Devant ces réalités multidimensionnelles et complexes, la Fédération des cégeps a mis sur pied, l’année dernière, un chantier sur la réussite scolaire pour mieux comprendre les facteurs qui freinent la diplomation des étudiants, de manière à pouvoir, dans l’avenir, mettre en place les conditions favorisant davantage l’obtention d’un diplôme. Dans l’optique de provoquer une réflexion plus large sur cette question, au sein de toute la société, son prochain congrès, qui aura lieu à la fin du mois à Saint-Hyacinthe, aura pour thème Oser la réussite.

« La Fédération espère voir le gouvernement du Québec adopter une stratégie nationale en enseignement supérieur, sur la base d’une concertation de tous les acteurs concernés, confie M. Tremblay. Nous n’avons pas encore les résultats de notre chantier, mais nous savons déjà que certains groupes ont plus de mal à réussir que d’autres. Nous devons réfléchir au soutien et aux services que nous pouvons leur apporter. »

Parmi ces groupes, les garçons — qui ne représentent d’ailleurs que 43 % des cégépiens — les étudiants autochtones, ceux qui présentent des difficultés d’apprentissage ou qui sont en situation de handicap, les étudiants de première génération, dont aucun parent n’a fait d’études postsecondaires, ou encore les jeunes issus de milieux défavorisés.

Formation tout au long de la vie

La Fédération des cégeps insiste également sur l’importance de former les adultes, ceux qui sont déjà sur le marché du travail, et ce, tout au long de leur vie. Selon l’organisation, l’économie change tellement vite que les besoins de formation sont de plus en plus grands.

« Il faut absolument que le Québec prenne conscience collectivement de l’importance de la formation, insiste Bernard Tremblay. Nous avons un taux de productivité nettement inférieur à celui des autres pays occidentaux. On a longtemps dit que c’était en lien avec l’innovation et la recherche-développement dans les entreprises, mais un des facteurs importants de la productivité, c’est la formation des travailleurs. »

Le dernier portrait économique de Montréal, publié par l’Institut de la statistique du Québec et le ministère de l’Économie et de l’Innovation en septembre, faisait état d’une région dans laquelle la plupart des signaux sont au vert, avec une ombre au tableau cependant, le manque de qualification de la main-d’œuvre.

« Ce n’est donc pas seulement la baisse de fréquentation que nous enregistrons qui nous inquiète, car la démographie devrait permettre rapidement à cette tendance de s’inverser, souligne le p.-d.g. de la Fédération.

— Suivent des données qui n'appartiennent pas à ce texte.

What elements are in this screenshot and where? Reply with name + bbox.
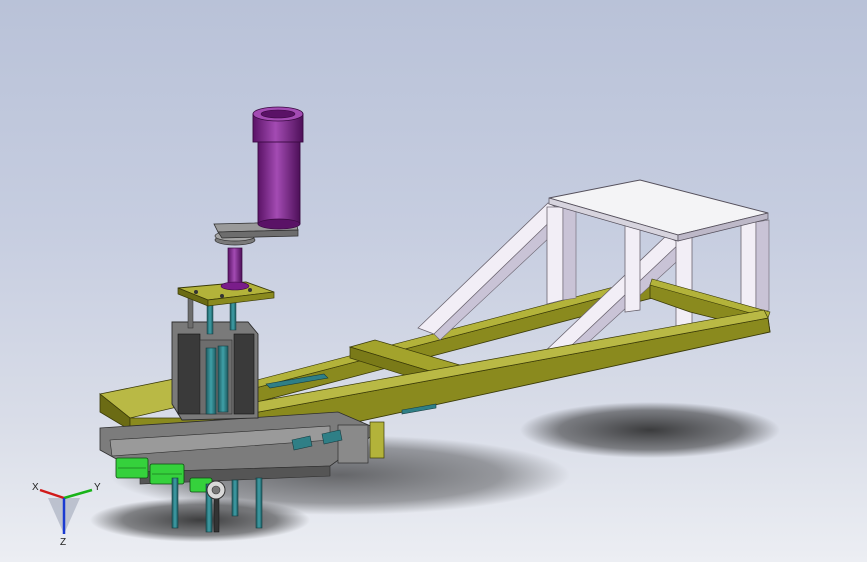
cad-model-view[interactable]	[0, 0, 867, 562]
y-axis-label: Y	[94, 482, 101, 493]
spindle-coupler	[214, 230, 256, 291]
top-plate	[548, 179, 769, 242]
z-axis-label: Z	[60, 537, 66, 546]
lift-tower	[171, 321, 259, 421]
x-axis-arrow	[39, 488, 65, 500]
axis-triad: X Y Z	[32, 482, 101, 546]
x-axis-label: X	[32, 482, 39, 493]
purple-motor	[252, 106, 304, 230]
y-axis-arrow	[63, 488, 93, 500]
cad-viewport[interactable]: X Y Z	[0, 0, 867, 562]
pulley-wheel	[206, 480, 226, 500]
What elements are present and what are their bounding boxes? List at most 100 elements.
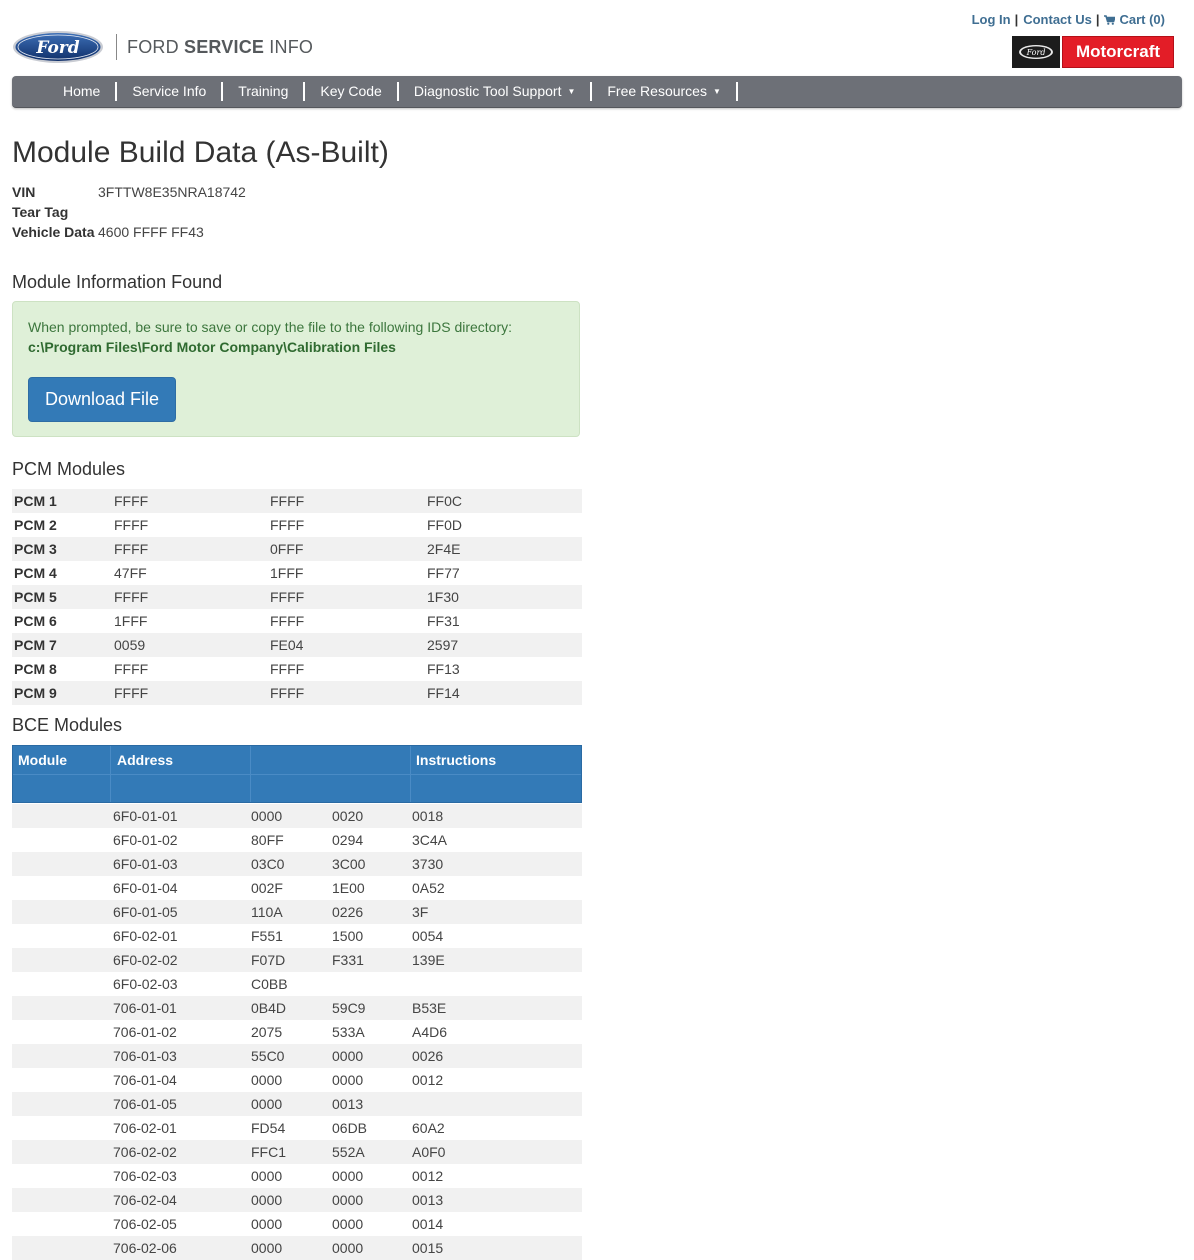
table-cell: 0B4D bbox=[249, 996, 330, 1020]
table-row: 706-01-01 0B4D 59C9 B53E bbox=[12, 996, 582, 1020]
table-cell bbox=[12, 828, 111, 852]
table-cell: 6F0-01-02 bbox=[113, 832, 178, 848]
table-cell bbox=[12, 804, 111, 828]
table-cell: 706-02-03 bbox=[113, 1168, 177, 1184]
ford-oval-text: Ford bbox=[35, 38, 79, 58]
brand-name: FORD SERVICE INFO bbox=[127, 36, 314, 57]
vehicle-data-row: Vehicle Data 4600 FFFF FF43 bbox=[12, 222, 246, 242]
pcm-modules-table: PCM 1 FFFF FFFF FF0C PCM 2 FFFF FFFF FF0D PCM 3F… bbox=[12, 489, 582, 705]
nav-diagnostic-tool-support[interactable]: Diagnostic Tool Support ▼ bbox=[399, 82, 593, 101]
column-header-address: Address bbox=[117, 752, 174, 768]
vehicle-data-label: Vehicle Data bbox=[12, 224, 95, 240]
pcm-modules-heading: PCM Modules bbox=[12, 459, 126, 479]
table-cell: 002F bbox=[251, 880, 283, 896]
module-label-cell: PCM 5 bbox=[12, 585, 112, 609]
table-cell bbox=[12, 900, 111, 924]
table-cell: 706-01-05 bbox=[111, 1092, 249, 1116]
table-cell: F551 bbox=[251, 928, 283, 944]
table-cell: 706-01-04 bbox=[113, 1072, 177, 1088]
table-cell: FFFF bbox=[114, 517, 149, 533]
table-cell: A0F0 bbox=[410, 1140, 582, 1164]
table-cell: FFFF bbox=[112, 585, 268, 609]
nav-service-info[interactable]: Service Info bbox=[117, 82, 224, 101]
table-row: 706-01-02 2075 533A A4D6 bbox=[12, 1020, 582, 1044]
nav-free-resources[interactable]: Free Resources ▼ bbox=[592, 82, 738, 101]
nav-home[interactable]: Home bbox=[48, 82, 118, 101]
table-cell: 552A bbox=[330, 1140, 410, 1164]
table-row: 706-02-04 0000 0000 0013 bbox=[12, 1188, 582, 1212]
table-row: 6F0-01-04 002F 1E00 0A52 bbox=[12, 876, 582, 900]
module-info-alert: When prompted, be sure to save or copy t… bbox=[12, 301, 580, 437]
table-cell bbox=[12, 1068, 111, 1092]
table-cell: 0020 bbox=[330, 804, 410, 828]
table-cell: 0000 bbox=[332, 1072, 364, 1088]
table-cell: FF77 bbox=[427, 565, 460, 581]
table-cell: 06DB bbox=[332, 1120, 368, 1136]
table-cell: FFFF bbox=[270, 661, 305, 677]
table-row: PCM 6 1FFF FFFF FF31 bbox=[12, 609, 582, 633]
table-cell bbox=[12, 1044, 111, 1068]
table-cell bbox=[12, 1092, 111, 1116]
table-cell: FFFF bbox=[268, 681, 425, 705]
module-label-cell: PCM 2 bbox=[14, 517, 57, 533]
table-cell bbox=[12, 876, 111, 900]
table-cell: 0000 bbox=[330, 1188, 410, 1212]
table-cell bbox=[12, 852, 111, 876]
module-label-cell: PCM 1 bbox=[12, 489, 112, 513]
table-cell: FFFF bbox=[270, 613, 305, 629]
ford-service-info-logo[interactable]: Ford FORD SERVICE INFO bbox=[12, 30, 313, 64]
table-cell: 2597 bbox=[425, 633, 582, 657]
module-info-heading: Module Information Found bbox=[12, 272, 223, 292]
motorcraft-logo[interactable]: Ford Motorcraft bbox=[1012, 36, 1174, 68]
table-cell: 1FFF bbox=[114, 613, 148, 629]
table-cell: FFFF bbox=[268, 585, 425, 609]
download-file-button[interactable]: Download File bbox=[28, 377, 176, 422]
login-link[interactable]: Log In bbox=[972, 12, 1011, 27]
table-cell: 1E00 bbox=[332, 880, 365, 896]
cart-link[interactable]: Cart (0) bbox=[1104, 12, 1165, 27]
header-divider bbox=[410, 746, 411, 802]
table-cell: FFFF bbox=[268, 489, 425, 513]
table-cell: 0226 bbox=[330, 900, 410, 924]
header-divider bbox=[110, 746, 111, 802]
table-cell: 0014 bbox=[412, 1216, 444, 1232]
table-cell bbox=[12, 1164, 111, 1188]
dropdown-caret-icon: ▼ bbox=[567, 87, 576, 96]
table-cell: 0000 bbox=[249, 1236, 330, 1260]
module-label-cell: PCM 4 bbox=[14, 565, 57, 581]
table-cell: 0000 bbox=[251, 1168, 283, 1184]
table-row: PCM 2 FFFF FFFF FF0D bbox=[12, 513, 582, 537]
logo-divider bbox=[116, 34, 117, 60]
table-cell: FFFF bbox=[114, 661, 149, 677]
table-row: PCM 5 FFFF FFFF 1F30 bbox=[12, 585, 582, 609]
table-cell: 59C9 bbox=[330, 996, 410, 1020]
table-row: 706-01-03 55C0 0000 0026 bbox=[12, 1044, 582, 1068]
table-row: PCM 1 FFFF FFFF FF0C bbox=[12, 489, 582, 513]
table-cell: 0012 bbox=[412, 1168, 444, 1184]
top-links: Log In | Contact Us | Cart (0) bbox=[972, 12, 1165, 27]
table-cell: FFFF bbox=[112, 489, 268, 513]
main-navbar: Home Service Info Training Key Code Diag… bbox=[12, 76, 1182, 108]
table-cell: 0000 bbox=[249, 1092, 330, 1116]
table-cell bbox=[12, 972, 111, 996]
nav-training[interactable]: Training bbox=[223, 82, 306, 101]
table-cell: FF14 bbox=[425, 681, 582, 705]
table-cell: FFFF bbox=[270, 517, 305, 533]
table-cell: 2F4E bbox=[425, 537, 582, 561]
bce-modules-heading: BCE Modules bbox=[12, 715, 123, 735]
table-row: PCM 7 0059 FE04 2597 bbox=[12, 633, 582, 657]
table-cell: 3C4A bbox=[412, 832, 448, 848]
module-label-cell: PCM 3 bbox=[12, 537, 112, 561]
table-cell: FF31 bbox=[427, 613, 460, 629]
table-cell bbox=[12, 924, 111, 948]
contact-us-link[interactable]: Contact Us bbox=[1023, 12, 1092, 27]
table-cell: 6F0-02-01 bbox=[113, 928, 178, 944]
table-row: 706-02-03 0000 0000 0012 bbox=[12, 1164, 582, 1188]
nav-key-code[interactable]: Key Code bbox=[305, 82, 399, 101]
ford-oval-logo: Ford bbox=[13, 31, 103, 63]
module-label-cell: PCM 7 bbox=[12, 633, 112, 657]
table-cell: 6F0-01-04 bbox=[113, 880, 178, 896]
table-cell: 0000 bbox=[330, 1044, 410, 1068]
table-row: 6F0-02-03 C0BB bbox=[12, 972, 582, 996]
table-row: 706-01-05 0000 0013 bbox=[12, 1092, 582, 1116]
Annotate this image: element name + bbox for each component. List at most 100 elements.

Mais dans l’intérêt général de toute la population, il faut rappeler aux Québécois toute l’importance de détenir les qualifications et les compétences qu’offre l’enseignement supérieur. »

Et de conclure sur le fait qu’un consensus mondial place ces acquis dans le groupe des compétences de l’avenir de plus en plus recherchées sur le marché du travail.

« La formation collégiale outille les étudiants afin qu’ils puissent jouer pleinement leur rôle de citoyens dans un monde toujours plus complexe et où il devient difficile de distinguer le vrai du faux », soutient-il.